Driven by concerns about privatisation, European students and teachers demand that education be excluded from the EU-US free trade deal.
Although most of the negotiating papers in the Transatlantic Trade and Investment Partnership (TTIP) talks are kept behind closed doors, the European Students’ Union (ESU) has raised concerns about the fact that public education could be treated as an ordinary economic service.
The ESU said it does not share the US approach on education, and demands that education – private and public – be excluded entirely from the negotiating table, not only through a “simple exemption”, which “would not suffice”, but through a “complete carve-out”, as it was requested for the audiovisual sector.
“Without effective protections and exemptions from the rules of the TTIP, the education sector could be exposed to increased pressures of commercialisation and privatization,” said Maroš Korman, member of the Executive Committee of ESU.
US for-profit companies in question
What teachers and students alike denounce is the possibility for American for-profit private higher education institutions to be able not only to open subsidiaries on European soil, but also to have their diplomas recognised, since EU legislation is “unclear”, ESU chairman, Rok Primozic told EURACTIV in a phone interview.

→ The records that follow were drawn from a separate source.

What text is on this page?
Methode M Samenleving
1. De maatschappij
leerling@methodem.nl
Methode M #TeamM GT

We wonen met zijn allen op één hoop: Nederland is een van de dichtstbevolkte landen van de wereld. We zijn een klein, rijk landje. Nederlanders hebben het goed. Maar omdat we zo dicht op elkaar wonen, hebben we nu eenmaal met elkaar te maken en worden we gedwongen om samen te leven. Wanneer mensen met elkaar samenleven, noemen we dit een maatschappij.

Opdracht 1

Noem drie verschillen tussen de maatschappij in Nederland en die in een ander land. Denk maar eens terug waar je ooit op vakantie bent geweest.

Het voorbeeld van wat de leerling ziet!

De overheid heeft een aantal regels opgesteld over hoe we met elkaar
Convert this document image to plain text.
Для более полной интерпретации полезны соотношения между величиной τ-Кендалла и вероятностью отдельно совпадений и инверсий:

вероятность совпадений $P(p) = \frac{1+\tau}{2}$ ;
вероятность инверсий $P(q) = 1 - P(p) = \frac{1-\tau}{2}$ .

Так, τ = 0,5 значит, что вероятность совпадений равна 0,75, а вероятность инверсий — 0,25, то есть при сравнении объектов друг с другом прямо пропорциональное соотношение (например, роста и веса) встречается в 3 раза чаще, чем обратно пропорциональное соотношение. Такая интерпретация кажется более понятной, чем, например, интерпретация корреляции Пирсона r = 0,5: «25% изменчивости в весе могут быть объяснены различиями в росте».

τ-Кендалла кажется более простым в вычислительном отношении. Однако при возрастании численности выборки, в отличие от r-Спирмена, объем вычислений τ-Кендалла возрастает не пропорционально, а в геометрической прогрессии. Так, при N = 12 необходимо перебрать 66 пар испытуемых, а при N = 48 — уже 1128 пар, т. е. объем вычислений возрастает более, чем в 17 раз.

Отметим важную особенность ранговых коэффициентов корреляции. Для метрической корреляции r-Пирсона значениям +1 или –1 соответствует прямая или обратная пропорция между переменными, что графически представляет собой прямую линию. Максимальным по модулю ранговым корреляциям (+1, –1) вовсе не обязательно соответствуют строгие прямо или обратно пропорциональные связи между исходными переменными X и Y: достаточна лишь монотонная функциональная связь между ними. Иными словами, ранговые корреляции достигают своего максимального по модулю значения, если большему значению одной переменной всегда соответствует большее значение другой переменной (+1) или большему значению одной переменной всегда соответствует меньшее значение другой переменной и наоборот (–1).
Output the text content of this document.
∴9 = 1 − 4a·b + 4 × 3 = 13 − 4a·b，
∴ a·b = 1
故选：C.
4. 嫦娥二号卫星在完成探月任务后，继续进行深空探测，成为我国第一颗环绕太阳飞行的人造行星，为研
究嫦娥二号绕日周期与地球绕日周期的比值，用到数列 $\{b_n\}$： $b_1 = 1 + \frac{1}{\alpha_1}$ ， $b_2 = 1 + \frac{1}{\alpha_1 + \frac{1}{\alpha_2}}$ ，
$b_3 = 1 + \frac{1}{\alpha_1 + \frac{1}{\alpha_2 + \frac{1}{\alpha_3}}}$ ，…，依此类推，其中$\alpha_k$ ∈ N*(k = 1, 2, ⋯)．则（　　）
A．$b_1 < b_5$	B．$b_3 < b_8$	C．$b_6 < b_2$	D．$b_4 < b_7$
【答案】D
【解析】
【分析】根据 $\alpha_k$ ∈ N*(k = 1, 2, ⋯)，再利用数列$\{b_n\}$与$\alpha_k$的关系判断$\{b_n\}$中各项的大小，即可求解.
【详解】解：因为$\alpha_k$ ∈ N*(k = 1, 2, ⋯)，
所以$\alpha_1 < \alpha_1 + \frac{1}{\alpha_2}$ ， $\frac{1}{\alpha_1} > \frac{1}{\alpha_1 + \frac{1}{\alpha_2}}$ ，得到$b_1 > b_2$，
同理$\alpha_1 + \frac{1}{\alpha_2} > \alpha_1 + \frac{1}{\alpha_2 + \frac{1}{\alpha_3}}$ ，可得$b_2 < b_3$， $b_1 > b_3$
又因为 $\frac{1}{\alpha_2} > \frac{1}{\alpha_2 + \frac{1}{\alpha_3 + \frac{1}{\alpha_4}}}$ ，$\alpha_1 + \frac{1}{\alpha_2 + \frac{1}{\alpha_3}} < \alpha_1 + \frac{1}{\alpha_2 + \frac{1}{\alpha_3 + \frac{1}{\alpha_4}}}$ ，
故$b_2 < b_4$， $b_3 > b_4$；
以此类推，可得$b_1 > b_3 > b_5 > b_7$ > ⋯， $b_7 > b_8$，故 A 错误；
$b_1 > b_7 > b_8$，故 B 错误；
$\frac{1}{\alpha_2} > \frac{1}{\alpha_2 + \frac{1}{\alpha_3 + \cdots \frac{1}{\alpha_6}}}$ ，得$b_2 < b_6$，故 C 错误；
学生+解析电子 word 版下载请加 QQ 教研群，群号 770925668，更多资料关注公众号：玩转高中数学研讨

“We don’t know what would happen if such institutions were allowed in Europe. It could open some gates. Even if those diplomas were not recognised, employers might not be aware of it,” Primozc said, arguing that the Washington could even demand recognition of those diplomas in the negotiating process.
Europe and the US could clash over their mutual recognition of higher education, ESU warns.
“Distinctions between private and public education institutions are not the same. In the US, they aim for profit, and divide the money between the shareholders. In Europe, private institutions do not aim for profit and they use tuition fees for educational or similar purposes,” the chairman explained.
“For profit education is not our approach,” the chairman insists.
Another aspect of the dispute involves the possibility of US companies suing governments.
“The TTIP is a blank check for US for-profit companies. In 2011 and 2012, US for-profit colleges sued the US government over the publication of a report that was highly critical of for-profit companies. Then the following year, they sued the government again over its attempts to introduce new regulations and protection for students. In July 2012, they won a case to strike out the regulation that would have damaged their profits," the University and College Union of the United Kingdom argued in a press release.
Excluding the sector entirely
The lack of legal clarity, and a lack of insight into the talks, has led student unions to ring the alarm by calling for a full exclusion of the US private sector as the only “safe option”.
“(…) proposed exemptions for education services are extremely weak, and private education services may in fact be included. The problem is that in many jurisdictions, the line between what is public and what is private education is blurring so that any exemption for public education may prove to be inadequate,” said Fred van Leeuwen, general secretary of Education International which represents 30 million teachers worldwide.
TTIP aims at removing trade barriers between the two blocks. If it is concluded, it would be the biggest bilateral trade deal ever negotiated.
Criticism of the partnership was raised on issues such as culture, healthcare, and the environment, and now education.
The US and the EU hope to close the deal by year’s end.